New Arrival:
• Voices of the Formerly Enslaved in Louisiana: The WPA Narratives edited, with an introduction, by Andrea Livesey (LSU Press, 2025).
The Depression-era's coordinated recovery of slave memory in the words of those who experienced it left an important documentary legacy, but Louisiana somehow got left out of the dissemination part of it. From the description: "In the 1930s, thousands of formerly enslaved Americans were interviewed across the United States as part of the Works Progress Administration’s Federal Writers’ Project. While most of those interviews were subsequently published, Louisiana’s were not." Collected in Voices of the Formerly Enslaved in Louisiana: The WPA Narratives "for the first time in complete and contextualized form are the full interviews with the formerly enslaved in Louisiana, the transcripts of which had been separated, fragmented, and distributed throughout archives in the state."
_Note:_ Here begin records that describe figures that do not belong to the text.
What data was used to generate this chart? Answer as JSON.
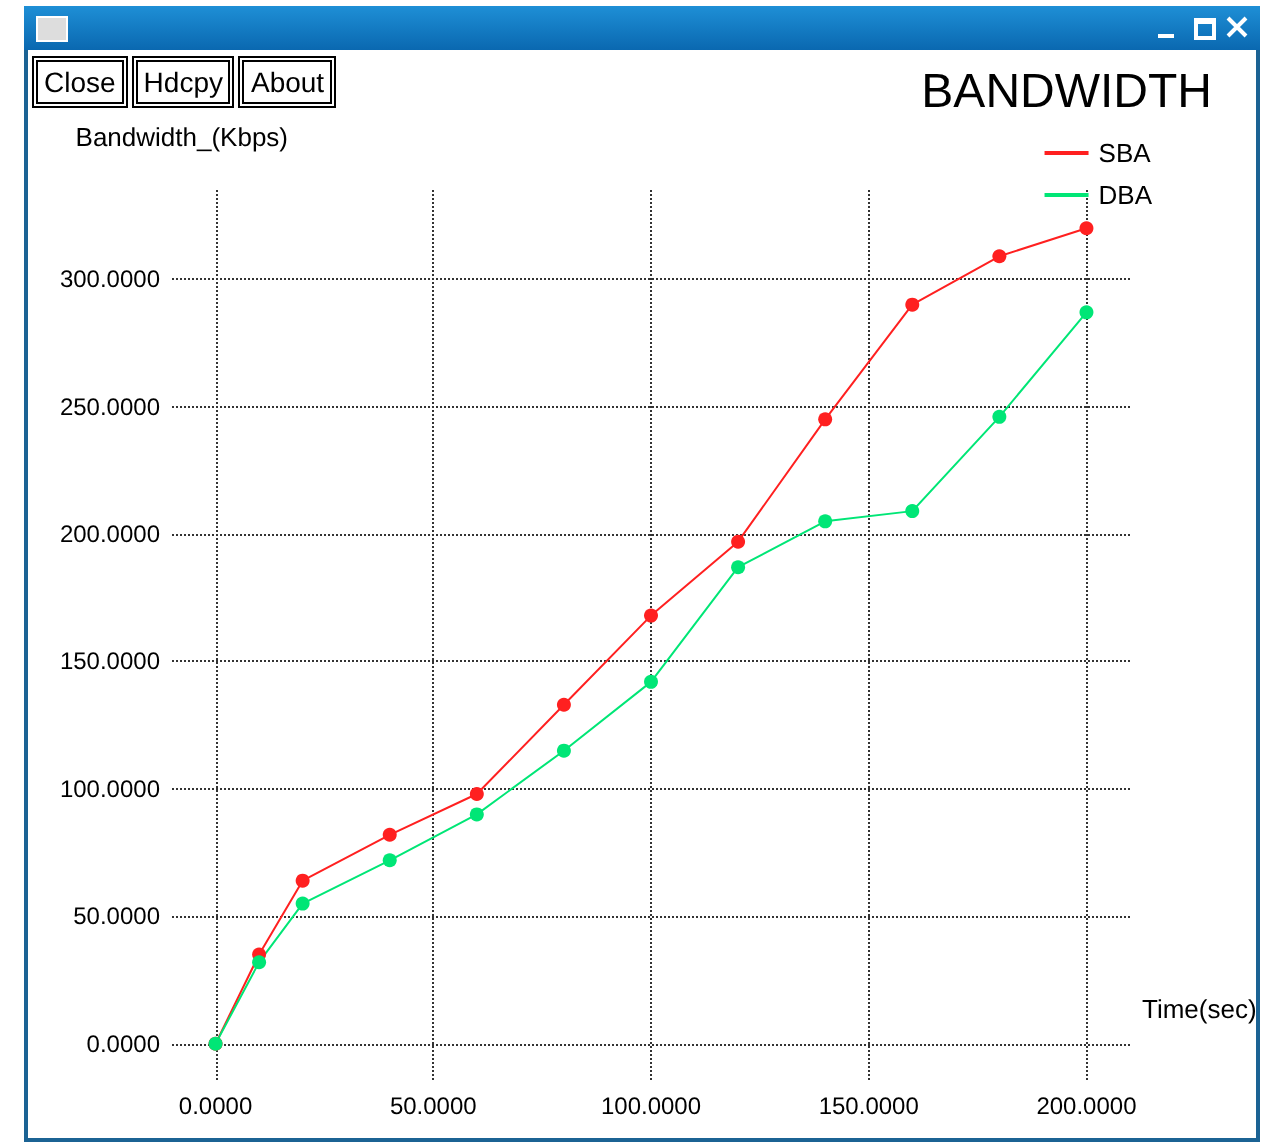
{
  "chart_data": {
    "type": "line",
    "title": "BANDWIDTH",
    "xlabel": "Time(sec)",
    "ylabel": "Bandwidth_(Kbps)",
    "annotations": [
      "Close",
      "Hdcpy",
      "About"
    ],
    "x": [
      0,
      10,
      20,
      40,
      60,
      80,
      100,
      120,
      140,
      160,
      180,
      200
    ],
    "series": [
      {
        "name": "SBA",
        "color": "#ff2020",
        "values": [
          0,
          35,
          64,
          82,
          98,
          133,
          168,
          197,
          245,
          290,
          309,
          320
        ]
      },
      {
        "name": "DBA",
        "color": "#00e676",
        "values": [
          0,
          32,
          55,
          72,
          90,
          115,
          142,
          187,
          205,
          209,
          246,
          287
        ]
      }
    ],
    "xlim": [
      -10,
      210
    ],
    "xticks": [
      {
        "value": 0,
        "label": "0.0000"
      },
      {
        "value": 50,
        "label": "50.0000"
      },
      {
        "value": 100,
        "label": "100.0000"
      },
      {
        "value": 150,
        "label": "150.0000"
      },
      {
        "value": 200,
        "label": "200.0000"
      }
    ],
    "ylim": [
      -15,
      335
    ],
    "yticks": [
      {
        "value": 0,
        "label": "0.0000"
      },
      {
        "value": 50,
        "label": "50.0000"
      },
      {
        "value": 100,
        "label": "100.0000"
      },
      {
        "value": 150,
        "label": "150.0000"
      },
      {
        "value": 200,
        "label": "200.0000"
      },
      {
        "value": 250,
        "label": "250.0000"
      },
      {
        "value": 300,
        "label": "300.0000"
      }
    ],
    "grid": true,
    "legend": "top right",
    "marker": "circle",
    "line_style": "solid"
  }
}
More from the description: "Reassembled and analyzed by historian Andrea Livesey, the interviews are critical for understanding how Black Louisianans experienced enslavement but also resisted and built distinctive cultures, communities, and families in spite of it. Equally important is the testimony of how they negotiated emancipation and built relationships after freedom."
Undoubtedly, there are many commonalities with other southern states, however numerous other aspects emerge that were distinctive to the Louisiana experience. More: Livesey's work "discusses the impact of Lyle Saxon, a well-known writer who headed the Louisiana branch of the Writers’ Project, and Louisiana poet Marcus B. Christian, who led the segregated Black unit. Other unique aspects of the collection are interviews in Kouri Vini and Louisiana French and descriptions of Voodoo, Marie Laveau, and medicine practiced in Black communities of the era."
Of course, users of the WPA narratives have long been cautioned to approach the interview material with due care, and Livesey duly "invites readers to pay critical attention to how the interviewers may have influenced the narrative preserved in the archive through interpersonal dynamics or editing as they transcribed the interview. Alongside the extended introduction to the volume, this analysis sheds light on the administrative structures and racialized dynamics that initially shaped the interviews."
There is a lot of content in the volume, well over 500 pages. The book is organized into sections by interviewer. Some personal background information for each interviewer is provided along with brief additional notes on the interviewer's style, focus, and "positionality" factors involved. There are also a number of unattributed interviews included, with additional fragmentary interviews gathered in an appendix.